The lab rat never gets to figure out that she’s a lab rat. She never gets to say, I’m being manipulated for someone else’s gain. I’m going to make a different choice.
But we do.
I enjoy watching television and looking at pictures of friends’ kids and pets. I’m not going to stop doing those things. But understanding that I have adversaries helps me make better choices. A question I find useful: Is what I’m doing good for me, or for the economy?
If my husband and I go for a hike with our dog, Polly, nobody is making any money. If I snap a picture of Polly and post it on Instagram, I have turned this into an economic event. I’m providing Meta with personal data to sell to other companies, and free content to place alongside advertising. If I post the picture, I’ll want to know who liked it—lame, but true. After the hike, when the three of us are sitting in a nearby beer garden—a business I do want making money off me—I’ll be tempted to pick up my phone, and possibly start looking at pictures of dogs and babies. Instead of looking at the dogs and babies all around me.

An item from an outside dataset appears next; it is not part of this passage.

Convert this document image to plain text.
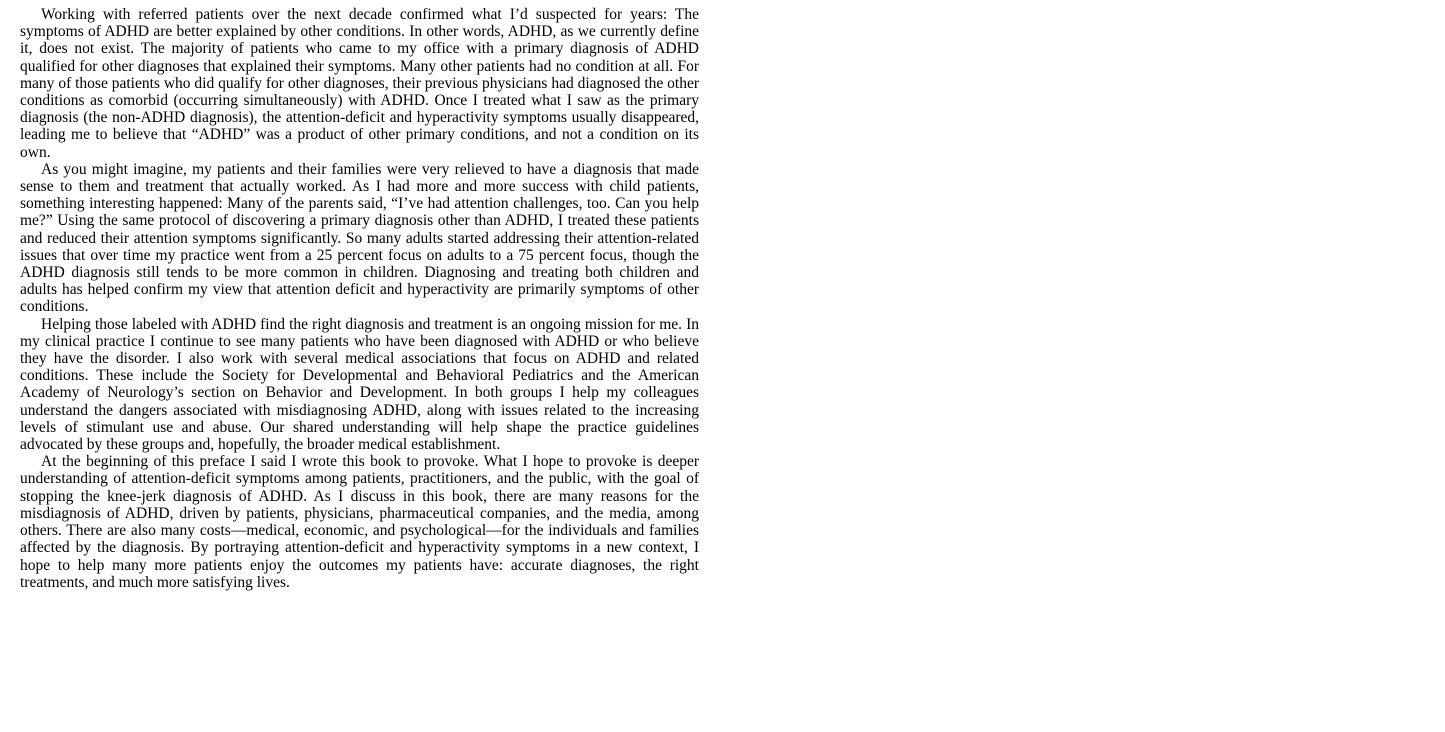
Working with referred patients over the next decade confirmed what I’d suspected for years: The symptoms of ADHD are better explained by other conditions. In other words, ADHD, as we currently define it, does not exist. The majority of patients who came to my office with a primary diagnosis of ADHD qualified for other diagnoses that explained their symptoms. Many other patients had no condition at all. For many of those patients who did qualify for other diagnoses, their previous physicians had diagnosed the other conditions as comorbid (occurring simultaneously) with ADHD. Once I treated what I saw as the primary diagnosis (the non-ADHD diagnosis), the attention-deficit and hyperactivity symptoms usually disappeared, leading me to believe that “ADHD” was a product of other primary conditions, and not a condition on its own.

As you might imagine, my patients and their families were very relieved to have a diagnosis that made sense to them and treatment that actually worked. As I had more and more success with child patients, something interesting happened: Many of the parents said, “I’ve had attention challenges, too. Can you help me?” Using the same protocol of discovering a primary diagnosis other than ADHD, I treated these patients and reduced their attention symptoms significantly. So many adults started addressing their attention-related issues that over time my practice went from a 25 percent focus on adults to a 75 percent focus, though the ADHD diagnosis still tends to be more common in children. Diagnosing and treating both children and adults has helped confirm my view that attention deficit and hyperactivity are primarily symptoms of other conditions.

Helping those labeled with ADHD find the right diagnosis and treatment is an ongoing mission for me. In my clinical practice I continue to see many patients who have been diagnosed with ADHD or who believe they have the disorder. I also work with several medical associations that focus on ADHD and related conditions. These include the Society for Developmental and Behavioral Pediatrics and the American Academy of Neurology’s section on Behavior and Development. In both groups I help my colleagues understand the dangers associated with misdiagnosing ADHD, along with issues related to the increasing levels of stimulant use and abuse. Our shared understanding will help shape the practice guidelines advocated by these groups and, hopefully, the broader medical establishment.

At the beginning of this preface I said I wrote this book to provoke. What I hope to provoke is deeper understanding of attention-deficit symptoms among patients, practitioners, and the public, with the goal of stopping the knee-jerk diagnosis of ADHD. As I discuss in this book, there are many reasons for the misdiagnosis of ADHD, driven by patients, physicians, pharmaceutical companies, and the media, among others. There are also many costs—medical, economic, and psychological—for the individuals and families affected by the diagnosis. By portraying attention-deficit and hyperactivity symptoms in a new context, I hope to help many more patients enjoy the outcomes my patients have: accurate diagnoses, the right treatments, and much more satisfying lives.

Knowing all this hasn’t entirely stopped me from posting pictures of my hikes, but I do it a lot less frequently. Accurately identifying the culprit gives my digital-discipline project a different kind of energy—sorry, Mark Zuckerberg, you’re not making money off me today. I don’t always win this battle—in fact, I lose it lot—but I’m at least better prepared for it. And when I do slip up, I forgive myself. I refuse to accept the blame for the problem created by the engineers on the other side of the screen.
I see the irony. I’m posting this on a technology platform owned by rich guys, in a newsletter I hope to make economically sustainable—that is, to monetize. I want you reading my material, and I should want you spending time on the platforms that get you to this page—be it Facebook, email, or another Substack. (When a friend recently told me Substack sends out push notifications to get frequent users to become paid subscribers, I said, “Good!”) When you like, share, comment or subscribe, you enhance my financial prospects. If you go hiking with your dog, I get squat.
I used to torture myself about this sort of thing, but now I see that it’s a trick of the powerful to wave their hand at any and every societal ill and say we’re “all” to blame. Yes, it’s terrible that the senator who has taken more money from fossil-fuel companies than any of his colleagues dictates our climate change policy. But are you one to criticize if you took a flight to your cousin’s wedding in Phoenix last month? Yes, you are.
You can criticize tech companies even as you use their services, and if enough people do this maybe we could even make them better. I’m sure most of those one-thousand engineers don’t want to hurt people, and if we had laws requiring their employers to behave more responsibly, they’d probably sleep better, too.
Tell me about your relationship with your devices. Do you think they’re hindering your ability to concentrate, or are they just useful tools that make life easier (or some combination of both)? Do you think you spend too much time on them? Have you ever tried to cut down on your screentime? Did it work?
"Social media companies don’t want you to go out and have fun with your friends—they want you to look at pictures of your friends having fun without you."
I'm so glad you said this; it makes me feel less pathetic and unable to control my weak, doom-scrolling urges and more inclined blame a corporation who doesn't care how much sleep I get.